2015-10-22 21:12 267 查看
Time Limit: 10000/5000 MS (Java/Others)    Memory Limit: 65536/32768 K (Java/Others)

Total Submission(s): 14426    Accepted Submission(s): 3887


Problem Description

You, the leader of Starship Troopers, are sent to destroy a base of the bugs. The base is built underground. It is actually a huge cavern, which consists of many rooms connected with tunnels. Each room is occupied by some bugs, and their brains hide in some
of the rooms. Scientists have just developed a new weapon and want to experiment it on some brains. Your task is to destroy the whole base, and capture as many brains as possible.
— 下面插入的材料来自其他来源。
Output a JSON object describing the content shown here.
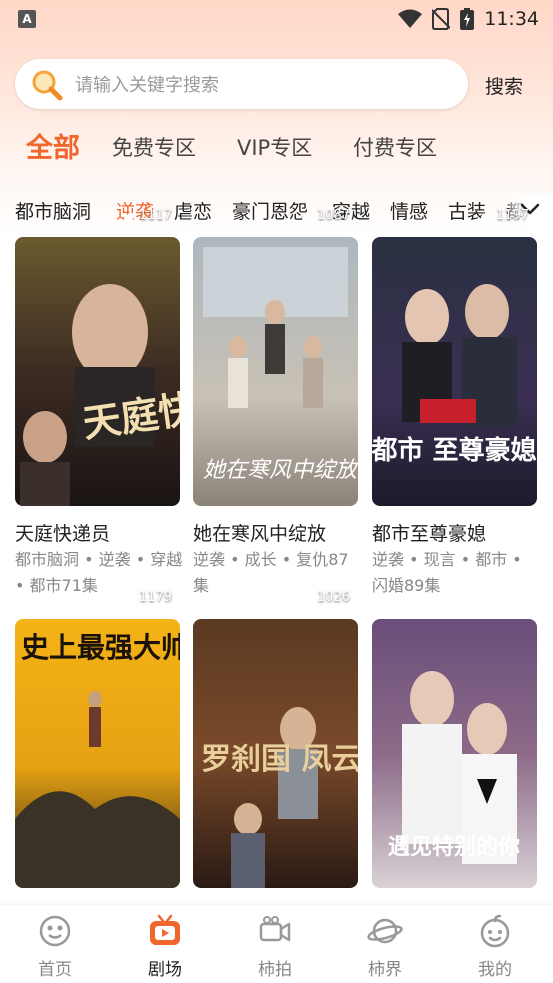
{
  "status_bar": {
    "time": "11:34",
    "app_icon": "A"
  },
  "search": {
    "placeholder": "请输入关键字搜索",
    "value": "",
    "button_label": "搜索"
  },
  "main_tabs": [
    {
      "label": "全部",
      "active": true
    },
    {
      "label": "免费专区",
      "active": false
    },
    {
      "label": "VIP专区",
      "active": false
    },
    {
      "label": "付费专区",
      "active": false
    }
  ],
  "categories": [
    {
      "label": "都市脑洞",
      "active": false
    },
    {
      "label": "逆袭",
      "active": true
    },
    {
      "label": "虐恋",
      "active": false
    },
    {
      "label": "豪门恩怨",
      "active": false
    },
    {
      "label": "穿越",
      "active": false
    },
    {
      "label": "情感",
      "active": false
    },
    {
      "label": "古装",
      "active": false
    },
    {
      "label": "都",
      "active": false
    }
  ],
  "dramas": [
    {
      "title": "天庭快递员",
      "tags": "都市脑洞 • 逆袭 • 穿越 • 都市71集",
      "views": "1117",
      "poster_title": "天庭快递员"
    },
    {
      "title": "她在寒风中绽放",
      "tags": "逆袭 • 成长 • 复仇87集",
      "views": "1087",
      "poster_title": "她在寒风中绽放"
    },
    {
      "title": "都市至尊豪媳",
      "tags": "逆袭 • 现言 • 都市 • 闪婚89集",
      "views": "1197",
      "poster_title": "都市 至尊豪媳"
    },
    {
      "title": "史上最强大帅",
      "tags": "",
      "views": "1179",
      "poster_title": "史上最强大帅"
    },
    {
      "title": "罗刹国凤云",
      "tags": "",
      "views": "1026",
      "poster_title": "罗刹国 凤云"
    },
    {
      "title": "遇见特别的你",
      "tags": "",
      "views": "",
      "poster_title": "遇见特别的你"
    }
  ],
  "bottom_nav": [
    {
      "label": "首页",
      "icon": "home-icon",
      "active": false
    },
    {
      "label": "剧场",
      "icon": "tv-icon",
      "active": true
    },
    {
      "label": "柿拍",
      "icon": "camera-icon",
      "active": false
    },
    {
      "label": "柿界",
      "icon": "planet-icon",
      "active": false
    },
    {
      "label": "我的",
      "icon": "profile-icon",
      "active": false
    }
  ],
  "colors": {
    "accent": "#f0662c",
    "header_gradient_top": "#ffd7c7",
    "text": "#222222",
    "muted": "#888888"
  }
}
To kill all the bugs is always easier than to capture their brains. A map is drawn for you, with all the rooms marked by the amount of bugs inside, and the possibility of containing a brain. The cavern's structure is like a tree in such a way that there is
one unique path leading to each room from the entrance. To finish the battle as soon as possible, you do not want to wait for the troopers to clear a room before advancing to the next one, instead you have to leave some troopers at each room passed to fight
all the bugs inside. The troopers never re-enter a room where they have visited before.

A starship trooper can fight against 20 bugs. Since you do not have enough troopers, you can only take some of the rooms and let the nerve gas do the rest of the job. At the mean time, you should maximize the possibility of capturing a brain. To simplify the
problem, just maximize the sum of all the possibilities of containing brains for the taken rooms. Making such a plan is a difficult job. You need the help of a computer.

 

Input

The input contains several test cases. The first line of each test case contains two integers N (0 < N <= 100) and M (0 <= M <= 100), which are the number of rooms in the cavern and the number of starship troopers you have, respectively. The following N lines
give the description of the rooms. Each line contains two non-negative integers -- the amount of bugs inside and the possibility of containing a brain, respectively. The next N - 1 lines give the description of tunnels. Each tunnel is described by two integers,
which are the indices of the two rooms it connects. Rooms are numbered from 1 and room 1 is the entrance to the cavern.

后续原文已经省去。